Selanjutnya, mutasi gen dapat menimbulkan gangguan fungsi sel. Misalnya, ibarat mobil yang remnya blong, kerusakan DNA menyebabkan sel kehilangan kemampuan mengontrol pertumbuhannya. Padahal sel normal memiliki kemampuan itu (proliferasi). Sebagai contoh, jika satu sel kulit mati, sel kulit itu hanya akan membelah diri dan menghasilkan satu sel untuk menggantikan sel yang mati. Maka dikatakan, sel itu mampu mengontrol pertumbuhannya. Namun, sel yang mengalami mutasi bisa kehilangan kemampuan mengontrol pertumbuhannya sehingga menghasilkan banyak sel baru-yang telah mengalami mutasi-dalam waktu singkat. Begitulah yang terjadi pada sel tumor atau kanker (tumor ganas).
Faktor eksternal penyebab kanker meliputi bahan kimia dari udara, air, dan makanan; radiasi sinar ultraviolet; mikroorganisme penyebab infeksi; pola makan yang banyak mengonsumsi lemak dan protein hewani dengan sedikit sayuran dan buah-buahan; serta kekurangan gizi.

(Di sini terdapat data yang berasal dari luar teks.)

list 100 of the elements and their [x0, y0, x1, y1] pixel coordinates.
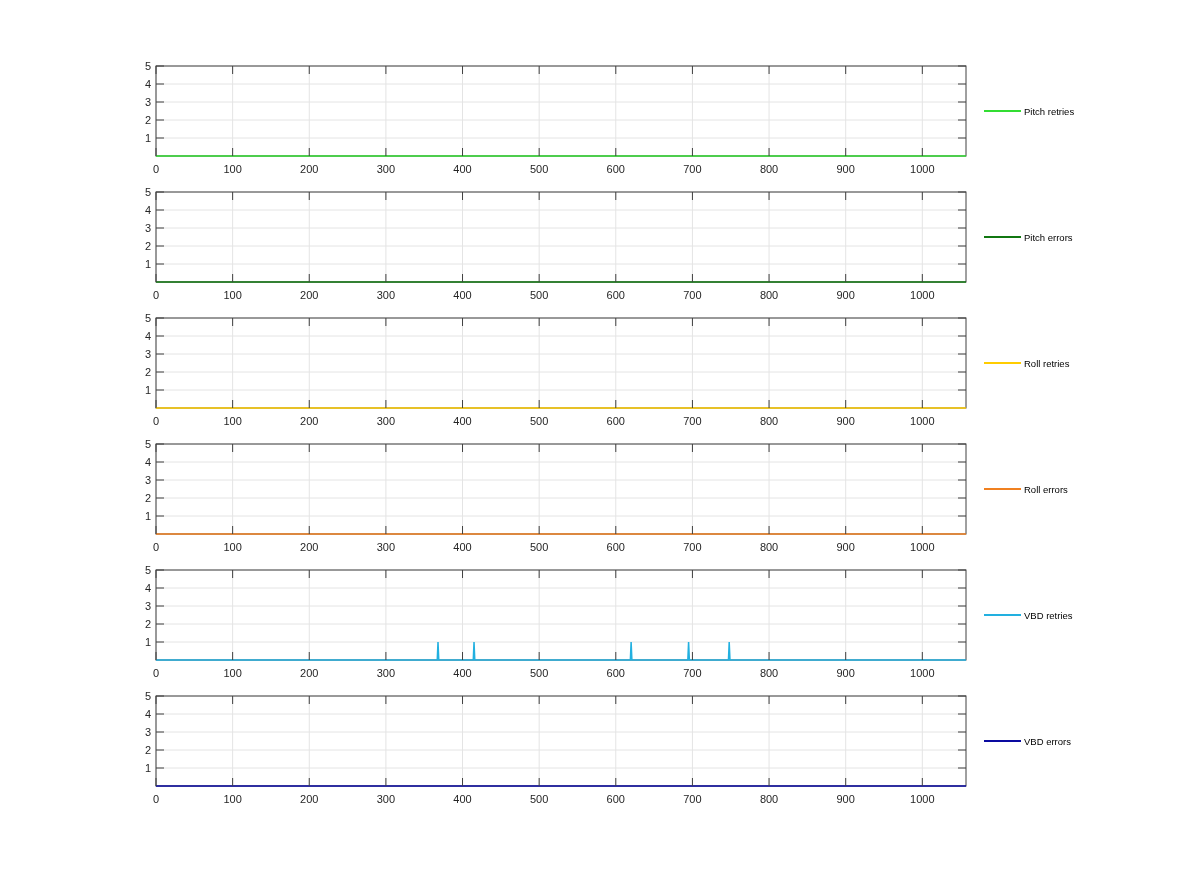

Sebagian besar senyawa asing, termasuk makanan, yang masuk ke dalam tubuh bisa diubah menjadi karsinogen, zat yang dapat menyebabkan kanker. Karsinogen juga ada yang berasal dari proses reaksi di dalam tubuh. Zat kimia yang berasal dari polusi udara, air, dan makanan diolah tubuh lewat proses metabolisme, terutama oleh hati dan ginjal agar selanjutnya dapat dikeluarkan melalui cairan empedu dan urine.
Idealnya, setelah melewati proses yang disebut detoksifikasi itu, “limbah” bisa dikeluarkan dengan aman. Kenyataannya, senyawa yang dihasilkan justru ada yang lebih berbahaya, yakni radikal bebas yang berpotensi menjadi karsinogen. Selanjutnya, karsinogen dapat menyebabkan sel yang mengalami mutasi mulai membelah diri dan mengalami gangguan.
Sel yang mengalami mutasi, kalau sempat hidup terus, akan menjadi cikal bakal kanker. Jika ada satu saja sel yang termutasi sempat meneruskan hidupnya, lalu membelah diri untuk tumbuh, ia akan menjadi jaringan tumor. Lalu, pada saat yang tidak dapat dipastikan atau karena adanya senyawa kimia yang menjadi promotor (yang dapat memicu sel yang termutasi membelah diri dan tumbuh), sel atau jaringan tumor itu dapat “menuntut” kehidupan lebih bebas untuk terus tumbuh dan mulai menyebar. Saat itu, ia telah menjadi makhluk yang disebut “kanker dengan metastasis”.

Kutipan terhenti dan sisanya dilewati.